Later, I make some reference to not knowing someone's name at early intervention playgroup, and he says,

"Yeah, I read about that on your blog. I read all of 'em."

My eyebrows shoot up in surprise.

"You really gotta change the 'About Me' page to make it more personal. It's like, if you got into a car accident, that's what it would say in the newspaper."

I get all defensive, mumbling about how I haven't had time, and I don't know what I would say about myself, and it DOES say SOME stuff about me on there! He waves his hand at my objections.

"Nobody cares about what books you like. You need to write a narrative about yourself so that people can connect with you. Right now, it's a dud."

Now I've got my back turned to him, bottom lip out in a full-on pout.

"Oh, and that picture is terrible! You need to get a better picture. You've got a pretty face - you should show it."

I'm a little stung about all of this. It says in the manual that he is supposed to tell me that I am perfect. (Although the "pretty face" comment was alright.)

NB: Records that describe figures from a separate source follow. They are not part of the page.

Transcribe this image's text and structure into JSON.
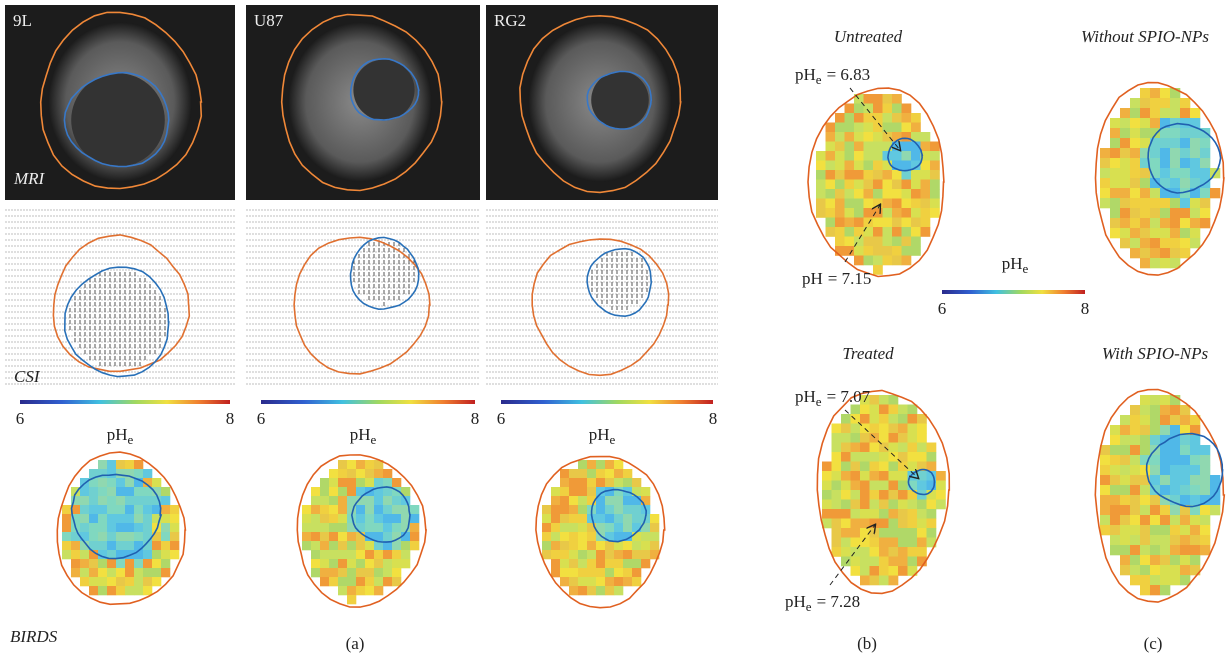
{
  "panel_a": {
    "columns": [
      {
        "label": "9L"
      },
      {
        "label": "U87"
      },
      {
        "label": "RG2"
      }
    ],
    "row_labels": {
      "mri": "MRI",
      "csi": "CSI",
      "birds": "BIRDS"
    },
    "colorbar": {
      "min": "6",
      "max": "8",
      "label": {
        "base": "pH",
        "sub": "e"
      }
    },
    "caption": "(a)"
  },
  "panel_b": {
    "untreated": {
      "title": "Untreated",
      "annotations": [
        {
          "base": "pH",
          "sub": "e",
          "text": "= 6.83"
        },
        {
          "base": "pH",
          "text": "= 7.15"
        }
      ]
    },
    "treated": {
      "title": "Treated",
      "annotations": [
        {
          "base": "pH",
          "sub": "e",
          "text": "= 7.07"
        },
        {
          "base": "pH",
          "sub": "e",
          "text": "= 7.28"
        }
      ]
    },
    "colorbar": {
      "min": "6",
      "max": "8",
      "label": {
        "base": "pH",
        "sub": "e"
      }
    },
    "caption": "(b)"
  },
  "panel_c": {
    "top_title": "Without SPIO-NPs",
    "bottom_title": "With SPIO-NPs",
    "caption": "(c)"
  }
}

But I am Taking This Blog Seriously, so I start checking out expert tips on how to make a successful blog. And wouldn't you know it? Everything Jason said is on there.

So I fixed the format. I'm drafting an About Me bio. And Jason's going to stalk me with a camera all weekend until we get a halfway decent photo of me.

The next day I ask him, is there anything you like about my blog? And he says,

"I like that you changed the format."